At Front Room, chef Chummongkhon echoes this view. “New things create new opportunities,” she says. Her take? This is the reason there are many young and talented chefs who are coming up with new restaurant concepts.

“Food [and cooking] is a major part of Thai culture. We just create something new or adapt what has previously been presented,” she adds.

Chef Chummongkhon’s sourcing of ingredients like bergamot and caviar is part of this creative wave.

“As much as we aim (and also try hard) to find ingredients locally, we have to accept the fact that we can’t compromise on quality. So when we have to import the best quality ingredients, we have no choice but to do so.”

To complement her menu, Chef Techamuanvivit at Nahm zeroes in on local ingredients like young green grain rice from Suphan Buri and hand-produced palm sugar made in Prachuap Khiri Khan.

“I try to use the best ingredients I can find, and I try to be as local as possible,” she says, viewing it as a responsibility as a successful chef to promote artisans who are doing things the right way. “It’s another way [of approaching] sustainability, to help create a good market and commercial viability for these local artisans and farmers so their businesses are sustainable and they can make a good living.”

And while diners at Nahm might be composed mostly of European and Asian tourists, chef Techamuanvivit says that she does not adapt the flavour or spiciness of a dish for an audience.

“I cook for people who love food. I don’t care who they are or where they come from,” she says.

Chef Chummongkhon believes that Asian millennials are now more adventurous when it comes to food. She adds: “As long as they understand that we don’t serve traditional Thai food at Front Room, they will love the journey. We have quite a number of returning guests already.”

In contrast, locals who have not travelled outside Asia might, according to chef McDang, feel a disconnection in terms of pricing: “They might not be able to get their head round paying 600 baht [HK$150] for a Thai chef’s fusion version of green chicken curry.”

Thai food experts comment on their memories of the cuisine:

“I miss the refined palace cuisine and the care they take in making Thai food in court. It is not different from regular Thai food but certain rules are followed. They have to use the best ingredients available, [there are] no extremes in flavour. Everything has to be balanced. It should be not too hot. Those are the memories I have about Thai food but I am just as comfortable eating at a Chinese shophouse restaurant.”
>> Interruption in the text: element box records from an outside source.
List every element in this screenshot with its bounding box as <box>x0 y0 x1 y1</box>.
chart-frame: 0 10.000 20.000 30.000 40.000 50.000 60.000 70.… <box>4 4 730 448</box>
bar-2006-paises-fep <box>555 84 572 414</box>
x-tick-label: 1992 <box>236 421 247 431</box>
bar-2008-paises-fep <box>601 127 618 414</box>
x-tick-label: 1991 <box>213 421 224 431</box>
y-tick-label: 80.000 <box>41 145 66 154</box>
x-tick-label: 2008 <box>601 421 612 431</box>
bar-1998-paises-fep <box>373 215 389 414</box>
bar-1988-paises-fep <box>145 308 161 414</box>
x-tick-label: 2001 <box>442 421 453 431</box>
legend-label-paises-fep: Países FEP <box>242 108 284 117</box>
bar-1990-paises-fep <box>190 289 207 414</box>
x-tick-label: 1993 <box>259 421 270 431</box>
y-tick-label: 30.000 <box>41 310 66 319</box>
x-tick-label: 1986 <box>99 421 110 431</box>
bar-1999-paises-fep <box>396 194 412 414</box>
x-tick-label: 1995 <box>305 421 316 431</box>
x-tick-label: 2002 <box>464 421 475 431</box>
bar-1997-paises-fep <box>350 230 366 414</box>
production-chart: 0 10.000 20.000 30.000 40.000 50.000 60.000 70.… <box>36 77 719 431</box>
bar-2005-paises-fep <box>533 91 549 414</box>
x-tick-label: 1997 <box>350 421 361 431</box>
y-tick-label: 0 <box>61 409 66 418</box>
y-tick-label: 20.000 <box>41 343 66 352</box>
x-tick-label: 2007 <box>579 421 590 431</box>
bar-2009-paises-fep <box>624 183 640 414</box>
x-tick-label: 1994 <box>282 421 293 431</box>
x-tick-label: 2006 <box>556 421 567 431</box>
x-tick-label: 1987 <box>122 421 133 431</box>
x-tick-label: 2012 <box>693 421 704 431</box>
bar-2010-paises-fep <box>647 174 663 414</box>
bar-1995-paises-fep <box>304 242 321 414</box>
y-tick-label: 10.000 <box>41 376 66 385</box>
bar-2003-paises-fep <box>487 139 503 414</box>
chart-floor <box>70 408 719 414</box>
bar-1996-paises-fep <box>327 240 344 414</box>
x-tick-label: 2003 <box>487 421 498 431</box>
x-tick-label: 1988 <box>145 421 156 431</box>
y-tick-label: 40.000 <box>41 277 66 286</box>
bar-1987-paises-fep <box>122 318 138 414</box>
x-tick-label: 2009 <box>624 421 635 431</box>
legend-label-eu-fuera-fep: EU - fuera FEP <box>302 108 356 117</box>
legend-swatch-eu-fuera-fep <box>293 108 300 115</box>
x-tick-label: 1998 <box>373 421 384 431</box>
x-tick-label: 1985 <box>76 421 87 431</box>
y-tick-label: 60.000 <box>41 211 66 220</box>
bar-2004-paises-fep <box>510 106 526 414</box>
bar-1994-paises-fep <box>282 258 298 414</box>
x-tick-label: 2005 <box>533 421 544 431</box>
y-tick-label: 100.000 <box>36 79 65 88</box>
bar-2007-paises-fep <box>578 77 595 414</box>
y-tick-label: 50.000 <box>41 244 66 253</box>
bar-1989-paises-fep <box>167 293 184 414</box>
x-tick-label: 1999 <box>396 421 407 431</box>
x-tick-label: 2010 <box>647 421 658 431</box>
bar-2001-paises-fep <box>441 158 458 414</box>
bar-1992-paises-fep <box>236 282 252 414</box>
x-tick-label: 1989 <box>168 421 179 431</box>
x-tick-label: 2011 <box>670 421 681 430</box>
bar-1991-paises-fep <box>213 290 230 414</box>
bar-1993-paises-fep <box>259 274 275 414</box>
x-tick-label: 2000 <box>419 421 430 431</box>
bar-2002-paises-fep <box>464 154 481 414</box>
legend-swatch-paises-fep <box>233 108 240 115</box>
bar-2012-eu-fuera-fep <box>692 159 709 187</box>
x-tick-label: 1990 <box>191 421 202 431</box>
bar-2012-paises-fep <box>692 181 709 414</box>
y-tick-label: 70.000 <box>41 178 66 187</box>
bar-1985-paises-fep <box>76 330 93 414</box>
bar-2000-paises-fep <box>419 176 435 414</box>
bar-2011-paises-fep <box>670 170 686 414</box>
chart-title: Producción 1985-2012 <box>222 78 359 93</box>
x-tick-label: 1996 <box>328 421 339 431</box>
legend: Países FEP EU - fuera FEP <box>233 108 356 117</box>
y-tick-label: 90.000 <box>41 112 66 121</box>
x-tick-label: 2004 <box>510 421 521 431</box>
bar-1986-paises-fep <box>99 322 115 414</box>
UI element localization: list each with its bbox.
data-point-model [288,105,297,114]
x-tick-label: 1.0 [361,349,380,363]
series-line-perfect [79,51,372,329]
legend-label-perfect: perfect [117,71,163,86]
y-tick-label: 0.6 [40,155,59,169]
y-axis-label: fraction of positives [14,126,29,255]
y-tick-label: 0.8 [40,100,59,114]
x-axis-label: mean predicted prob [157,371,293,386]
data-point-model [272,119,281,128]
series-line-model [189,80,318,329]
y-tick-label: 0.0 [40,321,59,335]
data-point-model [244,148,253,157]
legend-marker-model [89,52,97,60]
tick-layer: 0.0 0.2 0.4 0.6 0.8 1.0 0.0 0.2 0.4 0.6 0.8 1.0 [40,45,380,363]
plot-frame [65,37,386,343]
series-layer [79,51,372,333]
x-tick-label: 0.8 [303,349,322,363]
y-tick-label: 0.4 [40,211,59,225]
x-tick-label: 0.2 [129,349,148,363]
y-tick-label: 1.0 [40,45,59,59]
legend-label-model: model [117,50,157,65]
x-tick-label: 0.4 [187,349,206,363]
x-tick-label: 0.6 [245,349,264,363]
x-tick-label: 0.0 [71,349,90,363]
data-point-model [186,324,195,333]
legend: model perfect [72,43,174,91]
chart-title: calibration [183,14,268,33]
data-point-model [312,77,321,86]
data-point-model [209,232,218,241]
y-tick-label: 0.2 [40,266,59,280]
Sirichalerm Svasti (chef McDang)

“We live in an age where street food has become a buzzword – an obsession in food media, but I am of an opinion that home cooking is the best. I grew up in a family that valued home cooking and heritage recipes. We also pride ourselves in taking the recipes that our grandparents and great-grandparents had passed down to us and making them our own, using the new techniques, tools and ingredients that are available to us.”